1.You're just back from taking your neo-burlesque show to the Edinburgh Festival. What's a nice 63-year-old like you doing choreographing erotica?
Who said I was nice? I just did it to make money for the [Tempo] festival really. I wanted to make a show that made some money so I did sexy and naked, and it's funny too. It was about getting that half of the audience who don't come to dance much any more, to come again. You know that half? The half that find the non-verbal stuff quite difficult? Men.
2.Is leading an erotic life important to you?
Oh yes. As a dancer the physical side of being human is really, really important. Being sexy and sensuous is very important to me. You notice you become invisible after the age of 48 or so. You have to be extra stroppy to be noticed as you get older, if you want to be noticed.
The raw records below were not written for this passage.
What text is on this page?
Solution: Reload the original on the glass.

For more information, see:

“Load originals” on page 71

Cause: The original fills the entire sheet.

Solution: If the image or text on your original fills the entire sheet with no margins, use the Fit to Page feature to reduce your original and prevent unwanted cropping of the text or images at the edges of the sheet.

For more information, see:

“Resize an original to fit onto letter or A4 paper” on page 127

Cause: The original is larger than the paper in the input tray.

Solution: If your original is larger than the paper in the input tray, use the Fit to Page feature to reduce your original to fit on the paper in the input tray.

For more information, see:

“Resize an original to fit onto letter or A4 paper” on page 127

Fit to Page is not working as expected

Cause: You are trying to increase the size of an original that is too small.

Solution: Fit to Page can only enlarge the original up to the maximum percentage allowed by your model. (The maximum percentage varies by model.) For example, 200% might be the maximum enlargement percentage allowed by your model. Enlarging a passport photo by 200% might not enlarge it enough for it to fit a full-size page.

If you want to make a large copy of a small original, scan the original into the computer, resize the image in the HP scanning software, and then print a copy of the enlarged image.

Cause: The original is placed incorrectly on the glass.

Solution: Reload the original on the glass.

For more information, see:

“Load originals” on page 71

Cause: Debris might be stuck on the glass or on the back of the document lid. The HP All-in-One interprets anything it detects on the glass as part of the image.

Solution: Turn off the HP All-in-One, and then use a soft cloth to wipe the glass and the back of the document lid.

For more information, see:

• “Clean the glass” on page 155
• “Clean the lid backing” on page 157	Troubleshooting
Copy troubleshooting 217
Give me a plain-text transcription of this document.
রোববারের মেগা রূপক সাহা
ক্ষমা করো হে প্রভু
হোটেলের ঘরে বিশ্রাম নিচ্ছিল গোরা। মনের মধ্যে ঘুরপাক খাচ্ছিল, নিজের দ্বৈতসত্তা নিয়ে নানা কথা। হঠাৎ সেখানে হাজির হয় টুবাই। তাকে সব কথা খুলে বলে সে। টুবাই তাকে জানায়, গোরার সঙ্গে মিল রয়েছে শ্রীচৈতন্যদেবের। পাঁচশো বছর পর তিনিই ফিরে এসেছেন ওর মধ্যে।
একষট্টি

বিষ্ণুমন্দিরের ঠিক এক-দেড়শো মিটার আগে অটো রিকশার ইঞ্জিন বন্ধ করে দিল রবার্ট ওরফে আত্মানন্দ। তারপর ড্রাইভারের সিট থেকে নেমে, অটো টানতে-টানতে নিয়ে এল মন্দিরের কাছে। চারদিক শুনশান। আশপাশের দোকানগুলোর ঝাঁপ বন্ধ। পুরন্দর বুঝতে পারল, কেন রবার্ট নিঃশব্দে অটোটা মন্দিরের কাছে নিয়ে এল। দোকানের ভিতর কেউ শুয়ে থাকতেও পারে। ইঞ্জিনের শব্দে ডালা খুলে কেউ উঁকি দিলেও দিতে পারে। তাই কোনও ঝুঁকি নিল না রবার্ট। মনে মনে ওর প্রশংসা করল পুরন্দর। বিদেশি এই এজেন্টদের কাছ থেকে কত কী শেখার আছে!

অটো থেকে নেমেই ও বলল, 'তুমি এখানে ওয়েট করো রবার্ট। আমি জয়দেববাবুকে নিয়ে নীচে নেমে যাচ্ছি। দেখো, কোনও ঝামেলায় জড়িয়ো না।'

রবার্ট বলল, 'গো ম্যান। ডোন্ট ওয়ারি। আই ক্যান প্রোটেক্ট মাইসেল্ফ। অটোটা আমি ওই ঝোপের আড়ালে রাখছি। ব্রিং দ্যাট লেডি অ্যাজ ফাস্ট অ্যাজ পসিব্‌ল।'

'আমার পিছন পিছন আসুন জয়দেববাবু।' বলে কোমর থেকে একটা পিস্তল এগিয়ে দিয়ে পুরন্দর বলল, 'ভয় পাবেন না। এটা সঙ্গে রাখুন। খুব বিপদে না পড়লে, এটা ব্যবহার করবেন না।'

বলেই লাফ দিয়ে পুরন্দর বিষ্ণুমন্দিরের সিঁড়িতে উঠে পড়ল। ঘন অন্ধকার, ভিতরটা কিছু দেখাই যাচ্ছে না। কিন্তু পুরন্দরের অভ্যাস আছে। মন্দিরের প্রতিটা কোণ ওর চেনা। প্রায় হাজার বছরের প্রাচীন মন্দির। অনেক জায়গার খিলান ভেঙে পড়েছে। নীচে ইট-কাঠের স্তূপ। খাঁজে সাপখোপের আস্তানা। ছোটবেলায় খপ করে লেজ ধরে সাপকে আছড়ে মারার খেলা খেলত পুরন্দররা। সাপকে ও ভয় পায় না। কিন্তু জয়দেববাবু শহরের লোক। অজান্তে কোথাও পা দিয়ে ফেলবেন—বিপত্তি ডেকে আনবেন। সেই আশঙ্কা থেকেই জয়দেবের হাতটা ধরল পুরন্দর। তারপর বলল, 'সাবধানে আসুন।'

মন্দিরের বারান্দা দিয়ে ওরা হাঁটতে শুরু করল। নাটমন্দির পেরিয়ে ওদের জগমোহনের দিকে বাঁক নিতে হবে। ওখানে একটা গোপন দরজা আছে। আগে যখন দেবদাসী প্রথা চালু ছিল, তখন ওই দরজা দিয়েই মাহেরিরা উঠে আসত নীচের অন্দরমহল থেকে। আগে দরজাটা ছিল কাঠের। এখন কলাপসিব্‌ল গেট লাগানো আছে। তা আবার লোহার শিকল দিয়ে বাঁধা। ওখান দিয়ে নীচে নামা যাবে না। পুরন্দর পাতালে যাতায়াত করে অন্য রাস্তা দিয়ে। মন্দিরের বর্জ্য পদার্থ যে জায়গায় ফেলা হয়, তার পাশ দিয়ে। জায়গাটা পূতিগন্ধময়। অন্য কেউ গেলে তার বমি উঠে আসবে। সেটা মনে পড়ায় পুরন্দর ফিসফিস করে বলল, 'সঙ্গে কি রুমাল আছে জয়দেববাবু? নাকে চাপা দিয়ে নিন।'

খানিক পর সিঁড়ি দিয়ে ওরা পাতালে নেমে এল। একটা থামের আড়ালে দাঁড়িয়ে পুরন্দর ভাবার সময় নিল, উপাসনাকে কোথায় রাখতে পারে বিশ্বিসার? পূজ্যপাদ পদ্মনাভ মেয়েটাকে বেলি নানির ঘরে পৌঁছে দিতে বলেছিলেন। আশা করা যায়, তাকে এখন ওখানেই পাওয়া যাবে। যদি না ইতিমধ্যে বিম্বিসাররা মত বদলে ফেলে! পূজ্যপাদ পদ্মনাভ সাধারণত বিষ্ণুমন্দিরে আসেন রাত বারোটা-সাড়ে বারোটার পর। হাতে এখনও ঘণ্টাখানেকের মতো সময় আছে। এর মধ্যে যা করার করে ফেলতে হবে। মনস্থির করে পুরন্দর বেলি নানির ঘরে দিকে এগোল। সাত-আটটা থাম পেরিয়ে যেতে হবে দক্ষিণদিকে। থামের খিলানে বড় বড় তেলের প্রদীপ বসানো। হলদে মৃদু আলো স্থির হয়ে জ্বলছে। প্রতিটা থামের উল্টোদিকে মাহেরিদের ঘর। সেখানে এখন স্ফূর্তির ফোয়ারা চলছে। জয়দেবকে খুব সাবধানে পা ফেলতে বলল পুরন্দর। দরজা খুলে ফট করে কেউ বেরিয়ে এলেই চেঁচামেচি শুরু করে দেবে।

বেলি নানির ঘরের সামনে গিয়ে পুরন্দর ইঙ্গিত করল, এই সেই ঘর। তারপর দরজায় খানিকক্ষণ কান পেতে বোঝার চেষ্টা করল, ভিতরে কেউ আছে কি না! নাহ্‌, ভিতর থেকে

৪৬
3.Why do so many Kiwis still speak so fondly about Limbs?
There's lots of reasons really: it captured the spirit of that age. And we were incredibly gorgeous and sexy and beautiful and funny. It was contemporary dance as the public hadn't seen it before. I often say now that if we'd been relying on our [dance] peers to fund us we wouldn't have been funded but there were people on the funding agency - like Ray Columbus - who loved us.
4.There was backlash from more traditional dance - was it a brave thing to do?
No. We were just passionate about dancing and knew if we lived here we had to make our own stuff. We did brave things, though - dancing at Paremoremo Maximum Security prison. We took our clothes off there - well, we took off our baggy overalls to reveal our unitards. The prisoners were stunned. They went "whoa" at first then were very quiet. We danced at a Headhunters party too.